BOS Brands (Pty) Ltd
- Company type: Public
- Founded: 2010
- Founder: Grant Rushmere, Richard Bowsher
- Headquarters: Woodstock, Cape Town, South Africa
- Area served: South Africa, Europe, Asia, United States
- Key people: Grant Rushmere, Richard Bowsher, David Evans
- Website: www.bosicetea.com

= BOS Ice Tea =

South African brand of ice tea

BOS is a South African based ice tea brand that uses organic rooibos as the primary ingredient. The company was established by Grant Rushmere and Richard Bowsher, a rooibos tea farmer and an entrepreneur, respectively. The initial selection of ice teas was introduced in June 2010. BOS's headquarters are situated in Woodstock, Cape Town. Alex Ferguson, former manager of Manchester United F.C., is listed as an investor.

==Sustainability==
BOS plants and maintains one tree for every 2,000 units sold. As of January 2019 the company has planted over 20,000 trees in leafless areas of South Africa.

==Products==
The rooibos used in BOS is sourced from Klip Op Mekaar Rooibos Farm in the Cederberg Mountains in the Western Cape.
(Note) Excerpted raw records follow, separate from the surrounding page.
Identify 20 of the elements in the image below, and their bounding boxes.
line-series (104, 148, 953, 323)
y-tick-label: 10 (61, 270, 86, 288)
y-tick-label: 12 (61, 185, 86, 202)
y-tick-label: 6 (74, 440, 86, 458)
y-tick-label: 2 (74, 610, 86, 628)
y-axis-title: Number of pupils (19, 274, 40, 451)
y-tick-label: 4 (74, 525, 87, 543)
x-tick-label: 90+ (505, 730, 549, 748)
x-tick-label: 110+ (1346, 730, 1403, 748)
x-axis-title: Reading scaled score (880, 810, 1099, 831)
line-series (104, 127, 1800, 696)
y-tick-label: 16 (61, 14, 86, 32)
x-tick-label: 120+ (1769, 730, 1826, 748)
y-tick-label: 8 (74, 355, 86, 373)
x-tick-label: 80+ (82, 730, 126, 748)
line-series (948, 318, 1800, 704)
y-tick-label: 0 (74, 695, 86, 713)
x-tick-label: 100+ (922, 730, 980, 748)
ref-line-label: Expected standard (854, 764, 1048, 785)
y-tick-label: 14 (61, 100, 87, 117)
The ice tea is made in six flavors:
- Lemon
- Peach
- Berry
- Ginger
- Yuzu
- Lime

BOS Sport, a sports drink range, was launched in January 2014 with four flavors:
- Lemon Lime
- Mandarin Orange
- Red Berry
- Blueberry

==Distribution==
Since its launch in mid-2010, BOS has become popular in South Africa, and is now on sale in most retail outlets nationwide. In 2013, BOS launched in Belgium and the Netherlands, and plans to further expand into other African countries. Since mid 2015, BOS is also available in Singapore and the rest of Southeast Asia. In 2018, BOS made its United States market debut by launching in California.